En razón del bautismo, ser cristiano es sinónimo de ser santo. Pero, como anotaba al inicio, esta santidad es una meta y, a la vez, una tarea que se realiza de múltiples formas: en la vida cotidiana con la vivencia de los mandamientos y las bienaventuranzas; en la vocación específica a través de la manifestación de los carismas recibidos por el Espíritu Santo. La plenitud de esta santidad no se alcanza en un solo día, sino que, como se afirma en el libro del Apocalipsis: “El que es santo, siga santificándose” (Ap 22,11). Es el anhelo que mueve cada una de las fibras más íntimas del corazón del creyente, que lo impulsa a relacionarse día a día con el Señor, mediante la celebración de los sacramentos, la oración y el ejercicio de la caridad.

Recordar a todos los santos de la Orden, no es otra cosa que agradecer a Dios por el don de la vocación con la que enriqueció la vida de tantos hermanos y hermanas (religiosos, religiosas y laicos), y porque asoció sus vidas al carisma y a la espiritualidad agustiniana; haciendo de él un instrumento de santificación. Cada uno de ellos, consagrados a Dios por el bautismo y algunos por la profesión de los consejos evangélicos, siguieron el programa de las bienaventuranzas y hoy nos estimulan con su ejemplo, a una vida de unión con Jesucristo, camino, verdad y vida.

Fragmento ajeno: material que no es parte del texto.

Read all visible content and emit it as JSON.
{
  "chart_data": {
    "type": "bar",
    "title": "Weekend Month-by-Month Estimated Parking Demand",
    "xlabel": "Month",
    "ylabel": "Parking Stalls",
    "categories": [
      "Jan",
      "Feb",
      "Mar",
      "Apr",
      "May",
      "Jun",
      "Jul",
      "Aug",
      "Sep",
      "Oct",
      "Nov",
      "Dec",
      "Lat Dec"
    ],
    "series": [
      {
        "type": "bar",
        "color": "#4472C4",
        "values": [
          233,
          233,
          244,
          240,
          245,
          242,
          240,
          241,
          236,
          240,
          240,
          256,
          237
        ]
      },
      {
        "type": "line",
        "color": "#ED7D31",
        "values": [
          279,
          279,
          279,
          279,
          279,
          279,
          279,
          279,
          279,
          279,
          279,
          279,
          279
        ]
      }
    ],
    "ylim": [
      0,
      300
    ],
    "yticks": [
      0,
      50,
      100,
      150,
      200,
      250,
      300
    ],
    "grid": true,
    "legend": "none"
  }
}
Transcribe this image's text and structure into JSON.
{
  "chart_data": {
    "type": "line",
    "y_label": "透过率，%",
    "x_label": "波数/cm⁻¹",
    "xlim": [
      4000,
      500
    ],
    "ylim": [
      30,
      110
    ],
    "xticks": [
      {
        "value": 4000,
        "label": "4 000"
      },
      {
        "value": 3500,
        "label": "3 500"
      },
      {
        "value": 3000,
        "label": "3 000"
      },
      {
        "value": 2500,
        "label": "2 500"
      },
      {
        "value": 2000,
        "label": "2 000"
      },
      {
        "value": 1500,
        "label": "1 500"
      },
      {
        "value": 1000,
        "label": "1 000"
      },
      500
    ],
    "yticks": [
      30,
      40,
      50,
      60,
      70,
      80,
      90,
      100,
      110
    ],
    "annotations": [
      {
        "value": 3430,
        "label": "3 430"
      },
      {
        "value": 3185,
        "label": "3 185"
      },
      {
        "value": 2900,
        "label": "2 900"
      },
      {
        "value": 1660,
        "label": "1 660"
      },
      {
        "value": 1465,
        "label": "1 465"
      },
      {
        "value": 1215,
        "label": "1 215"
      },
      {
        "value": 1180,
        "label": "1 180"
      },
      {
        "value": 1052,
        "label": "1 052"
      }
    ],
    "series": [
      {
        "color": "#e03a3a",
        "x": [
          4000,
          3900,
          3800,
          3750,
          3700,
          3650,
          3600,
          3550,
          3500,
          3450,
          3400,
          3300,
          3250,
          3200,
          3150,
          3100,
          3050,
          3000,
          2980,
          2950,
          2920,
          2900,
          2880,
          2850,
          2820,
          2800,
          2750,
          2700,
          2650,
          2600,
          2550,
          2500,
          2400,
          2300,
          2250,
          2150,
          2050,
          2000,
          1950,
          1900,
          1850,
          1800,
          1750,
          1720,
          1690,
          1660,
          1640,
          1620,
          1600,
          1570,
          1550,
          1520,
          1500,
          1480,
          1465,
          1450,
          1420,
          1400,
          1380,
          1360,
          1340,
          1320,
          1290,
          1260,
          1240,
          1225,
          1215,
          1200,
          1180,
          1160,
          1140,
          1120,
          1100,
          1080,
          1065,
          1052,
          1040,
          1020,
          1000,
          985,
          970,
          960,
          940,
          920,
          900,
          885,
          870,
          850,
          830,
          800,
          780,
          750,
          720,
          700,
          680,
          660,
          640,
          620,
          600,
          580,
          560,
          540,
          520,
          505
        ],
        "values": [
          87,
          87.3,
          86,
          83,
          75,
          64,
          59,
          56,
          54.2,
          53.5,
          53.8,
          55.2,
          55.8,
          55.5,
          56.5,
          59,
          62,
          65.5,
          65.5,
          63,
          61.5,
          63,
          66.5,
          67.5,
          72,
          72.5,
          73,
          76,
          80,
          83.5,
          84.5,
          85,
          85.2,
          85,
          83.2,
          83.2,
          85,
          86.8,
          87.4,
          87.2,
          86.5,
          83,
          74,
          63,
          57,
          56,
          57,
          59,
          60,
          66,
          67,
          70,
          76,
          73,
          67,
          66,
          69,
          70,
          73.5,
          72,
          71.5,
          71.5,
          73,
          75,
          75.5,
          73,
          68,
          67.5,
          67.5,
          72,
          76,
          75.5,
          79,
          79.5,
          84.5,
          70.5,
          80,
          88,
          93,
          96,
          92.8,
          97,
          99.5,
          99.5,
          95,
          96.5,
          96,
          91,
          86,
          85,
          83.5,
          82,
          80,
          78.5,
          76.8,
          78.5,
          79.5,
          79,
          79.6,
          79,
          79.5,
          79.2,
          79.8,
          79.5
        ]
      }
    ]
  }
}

La lista de los santos y beatos pertenecientes a la Familia Agustiniana es larga. Además de san Agustín, santa Mónica, santa Rita de Casia, santa Clara de Montefalco, santa Magdalena de Nagasaki, san Nicolás de Tolentino, santo Tomás de Villanueva, san Alonso de Orozco, san Juan Stone, san Juan de Sahagún y san Ezequiel Moreno, hay que contar con un grupo numeroso de beatos y beatas. Y a ellos hay que sumar una multitud innominada de hermanos y hermanas que nos precedieron en el sueño de la muerte y nos esperan en la patria del cielo; cuya vida aquí en la tierra, dejó una huella imborrable y fue un signo de la presencia de Dios entre nosotros.

Todos estos hermanos y hermanas que recordamos en una misma celebración, combatieron a diario el egoísmo para mantener limpio su corazón, se fiaron de Dios sin condiciones, fueron pobres en el espíritu y vivieron a plenitud su consagración bautismal y religiosa. Es una gracia hacer con ellos el camino de la esperanza hacia la ciudad de Dios. Ahora – como escribe san Agustín – busquemos juntos creyendo, para que después disfrutemos juntos viviendo. Conoceremos a Dios tan claramente, que lo veremos en espíritu cada uno de nosotros, lo veremos en los demás, lo veremos en sí mismo, lo veremos en el cielo nuevo, y en la tierra nueva, y lo mismo en toda criatura existente. Allí descansaremos y veremos; veremos y amaremos; amaremos y alabaremos (cf. Ciudad de Dios, 22,30).


[1] Jordán de Sajonia, Vitasfratrum, prólogo.

[2] Citado en P. Cervera Barranco, El Año litúrgico predicado por Benedicto XVI. Ciclo A, BAC, Madrid 2016, 284.

[3] G. Richi Alberti, Karol Wojtyla. Un pastor al servicio del Vaticano II, BAC, Madrid 2014, 109.